No momento acredito que sou o solteiro mais cobiçado de Porto Seguro, e isso me incomoda um pouco. As vezes tenho vontade de fazer como Saulo e ir morar em Portugal. Nessa fazenda sirvo apenas para cuidar da parte burocrática, pois segundo Venâncio " gente mole não pode tratar com negros".
Vislumbro o dia em que todos possamos andar juntos, onde a cor não nos separe. Meu pai diz que é utopia. Mas o que esperar de alguém com a cabeça tão antiquada.
- Com licença senhores... Mauro pode me acompanhar?
- O que deseja, Adelaide?
- O comerciante está entregando as frutas. Como o senhor gosta de verificar a qualidade...
- Vamos lá - levanto-me - sigam o jogo, minhas cartas estão na mesa.
...
- Boa tarde, me chamo Mauro. Vou verificar os produtos.
- Boa tarde, sou Plínio. Meu tio me deu emprego na mercearia. Ele já estava ficando velho para fazer as entregas.
- O velho não se entrega não é mesmo - sorrio.
- Se ele parar quem vai tocar aquele negócio?
- Os filhos não se interessam...Aqui em casa meu pai tem vários sucessores para tocarem a fazenda após sua partida.
Enquanto observo a qualidade das frutas, no canto do olho posso ver o entregador olhando as fotos da minha família.
- Vocês tem uma bela família.
- Minha mãe sabe fazer filhos - vejo que ele ficou sem graça - algum problema?
- Nenhum, senhor. Total de 3 moedas.
Ao entregar as moedas observo um pequeno desconforto no jovem. Por um segundo ao tocar suas mãos sinto o que acredito ser o mesmo desconforto que ele. Meu estômago embrulha. Minhas mãos tremem. É possível que tenha algum veneno nessas frutas? As vezes sou um pouco paranoico. Deve ser um resfriado.
- Adelaide - grito - acompanhe o entregador até a saída.

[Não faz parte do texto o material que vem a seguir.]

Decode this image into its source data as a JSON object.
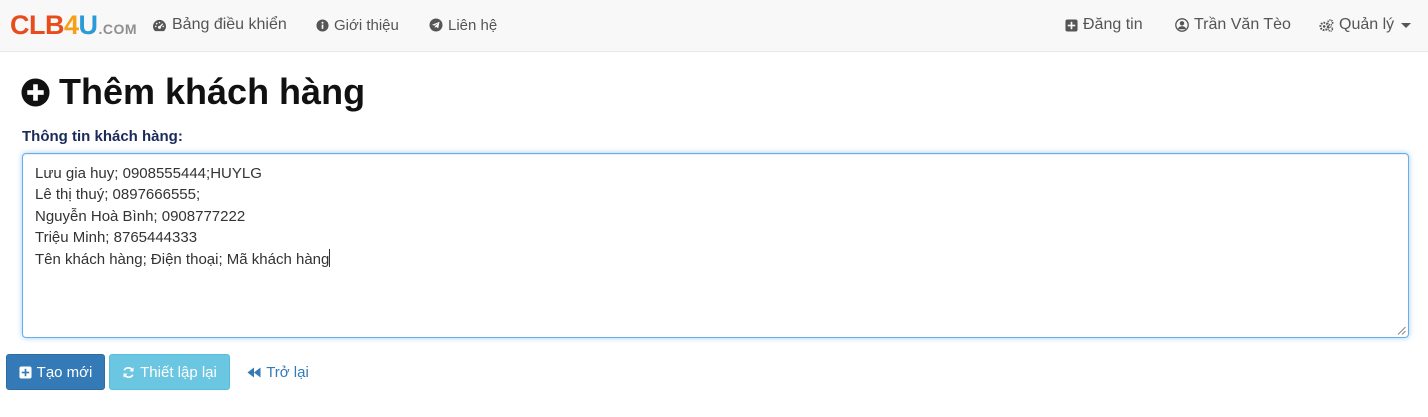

Plínio é um rapaz engomadinho, não serve para aquele trabalho braçal. Não entendo o motivo de estar trabalhando com seu tio. O velho Matias era xucro, calejado. Nas mãos deste entregador não observei calos. Enfim, ele deve ter seus motivos. Dinheiro, grana. O mal da humanidade.

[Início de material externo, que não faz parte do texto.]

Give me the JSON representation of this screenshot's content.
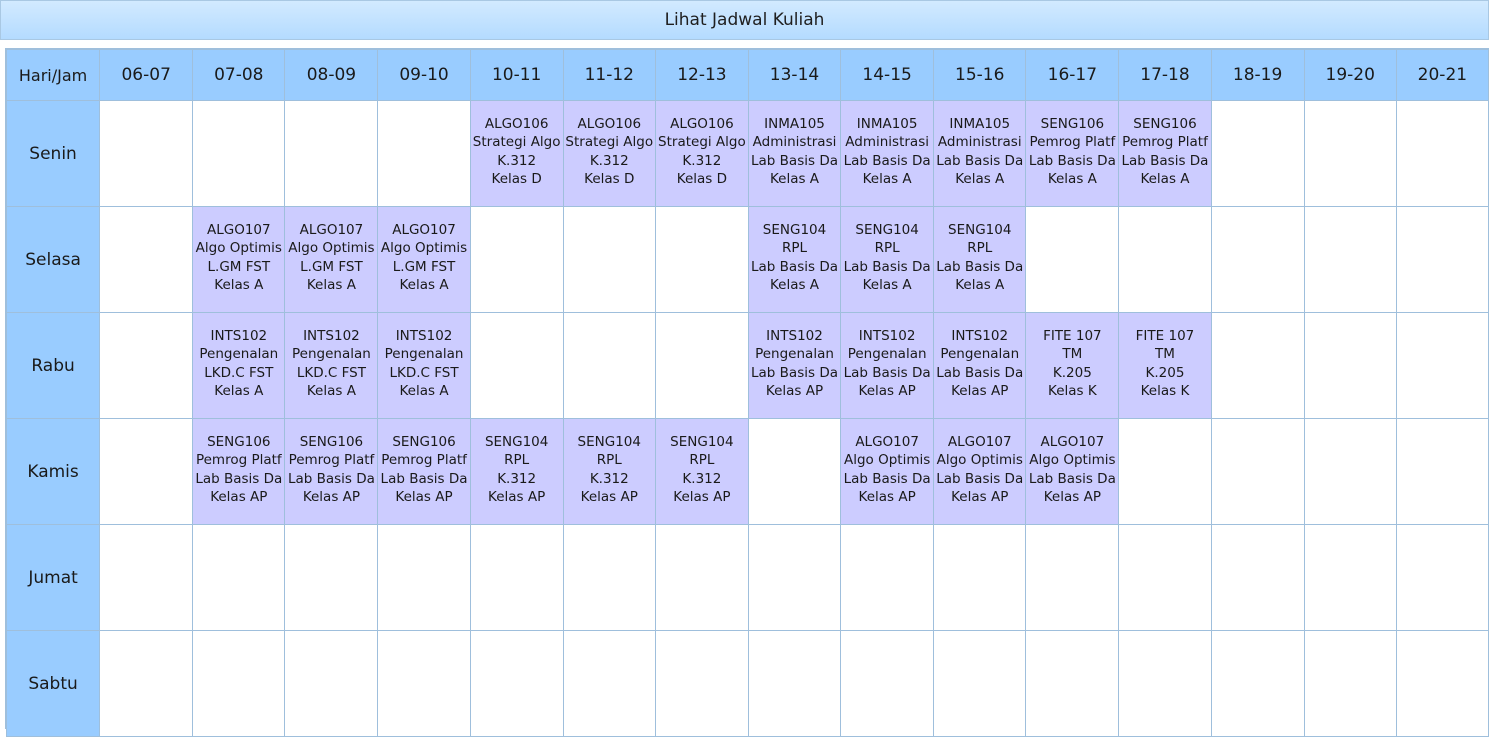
{
  "window": {
    "title": "Lihat Jadwal Kuliah"
  },
  "schedule": {
    "corner_label": "Hari/Jam",
    "hours": [
      "06-07",
      "07-08",
      "08-09",
      "09-10",
      "10-11",
      "11-12",
      "12-13",
      "13-14",
      "14-15",
      "15-16",
      "16-17",
      "17-18",
      "18-19",
      "19-20",
      "20-21"
    ],
    "days": [
      {
        "name": "Senin",
        "slots": [
          null,
          null,
          null,
          null,
          {
            "code": "ALGO106",
            "name": "Strategi Algo",
            "room": "K.312",
            "cls": "Kelas D"
          },
          {
            "code": "ALGO106",
            "name": "Strategi Algo",
            "room": "K.312",
            "cls": "Kelas D"
          },
          {
            "code": "ALGO106",
            "name": "Strategi Algo",
            "room": "K.312",
            "cls": "Kelas D"
          },
          {
            "code": "INMA105",
            "name": "Administrasi",
            "room": "Lab Basis Da",
            "cls": "Kelas A"
          },
          {
            "code": "INMA105",
            "name": "Administrasi",
            "room": "Lab Basis Da",
            "cls": "Kelas A"
          },
          {
            "code": "INMA105",
            "name": "Administrasi",
            "room": "Lab Basis Da",
            "cls": "Kelas A"
          },
          {
            "code": "SENG106",
            "name": "Pemrog Platf",
            "room": "Lab Basis Da",
            "cls": "Kelas A"
          },
          {
            "code": "SENG106",
            "name": "Pemrog Platf",
            "room": "Lab Basis Da",
            "cls": "Kelas A"
          },
          null,
          null,
          null
        ]
      },
      {
        "name": "Selasa",
        "slots": [
          null,
          {
            "code": "ALGO107",
            "name": "Algo Optimis",
            "room": "L.GM FST",
            "cls": "Kelas A"
          },
          {
            "code": "ALGO107",
            "name": "Algo Optimis",
            "room": "L.GM FST",
            "cls": "Kelas A"
          },
          {
            "code": "ALGO107",
            "name": "Algo Optimis",
            "room": "L.GM FST",
            "cls": "Kelas A"
          },
          null,
          null,
          null,
          {
            "code": "SENG104",
            "name": "RPL",
            "room": "Lab Basis Da",
            "cls": "Kelas A"
          },
          {
            "code": "SENG104",
            "name": "RPL",
            "room": "Lab Basis Da",
            "cls": "Kelas A"
          },
          {
            "code": "SENG104",
            "name": "RPL",
            "room": "Lab Basis Da",
            "cls": "Kelas A"
          },
          null,
          null,
          null,
          null,
          null
        ]
      },
      {
        "name": "Rabu",
        "slots": [
          null,
          {
            "code": "INTS102",
            "name": "Pengenalan",
            "room": "LKD.C FST",
            "cls": "Kelas A"
          },
          {
            "code": "INTS102",
            "name": "Pengenalan",
            "room": "LKD.C FST",
            "cls": "Kelas A"
          },
          {
            "code": "INTS102",
            "name": "Pengenalan",
            "room": "LKD.C FST",
            "cls": "Kelas A"
          },
          null,
          null,
          null,
          {
            "code": "INTS102",
            "name": "Pengenalan",
            "room": "Lab Basis Da",
            "cls": "Kelas AP"
          },
          {
            "code": "INTS102",
            "name": "Pengenalan",
            "room": "Lab Basis Da",
            "cls": "Kelas AP"
          },
          {
            "code": "INTS102",
            "name": "Pengenalan",
            "room": "Lab Basis Da",
            "cls": "Kelas AP"
          },
          {
            "code": "FITE 107",
            "name": "TM",
            "room": "K.205",
            "cls": "Kelas K"
          },
          {
            "code": "FITE 107",
            "name": "TM",
            "room": "K.205",
            "cls": "Kelas K"
          },
          null,
          null,
          null
        ]
      },
      {
        "name": "Kamis",
        "slots": [
          null,
          {
            "code": "SENG106",
            "name": "Pemrog Platf",
            "room": "Lab Basis Da",
            "cls": "Kelas AP"
          },
          {
            "code": "SENG106",
            "name": "Pemrog Platf",
            "room": "Lab Basis Da",
            "cls": "Kelas AP"
          },
          {
            "code": "SENG106",
            "name": "Pemrog Platf",
            "room": "Lab Basis Da",
            "cls": "Kelas AP"
          },
          {
            "code": "SENG104",
            "name": "RPL",
            "room": "K.312",
            "cls": "Kelas AP"
          },
          {
            "code": "SENG104",
            "name": "RPL",
            "room": "K.312",
            "cls": "Kelas AP"
          },
          {
            "code": "SENG104",
            "name": "RPL",
            "room": "K.312",
            "cls": "Kelas AP"
          },
          null,
          {
            "code": "ALGO107",
            "name": "Algo Optimis",
            "room": "Lab Basis Da",
            "cls": "Kelas AP"
          },
          {
            "code": "ALGO107",
            "name": "Algo Optimis",
            "room": "Lab Basis Da",
            "cls": "Kelas AP"
          },
          {
            "code": "ALGO107",
            "name": "Algo Optimis",
            "room": "Lab Basis Da",
            "cls": "Kelas AP"
          },
          null,
          null,
          null,
          null
        ]
      },
      {
        "name": "Jumat",
        "slots": [
          null,
          null,
          null,
          null,
          null,
          null,
          null,
          null,
          null,
          null,
          null,
          null,
          null,
          null,
          null
        ]
      },
      {
        "name": "Sabtu",
        "slots": [
          null,
          null,
          null,
          null,
          null,
          null,
          null,
          null,
          null,
          null,
          null,
          null,
          null,
          null,
          null
        ]
      }
    ]
  },
  "colors": {
    "header_bg": "#99ccff",
    "filled_slot_bg": "#ccccff",
    "empty_slot_bg": "#ffffff",
    "grid_line": "#9fbfdc"
  }
}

Ao guardar as frutas são consigo lembrar daquele leve desconforto que senti. Parece com o desconforto que senti quando cai do penhasco. Uma mistura de medo com adrenalina. É algo no ar, só pode ser.
- Tudo certo por aqui senhorzinho - questiona Adelaide ao entrar na dispensa.
- Ora, teria algum motivo para não estar? - respondo ríspido sem saber o motivo para ter feito.
- Apenas imaginei que o senhor precisava de ajuda. Me desculpe.
- Me desculpa pela forma que falei, estava distraído. Você pode continuar daqui.
Saio meio aéreo, minha cabeça está naquele entregador. Não consigo imaginar o motivo. Mas estou ansioso para vê-lo novamente.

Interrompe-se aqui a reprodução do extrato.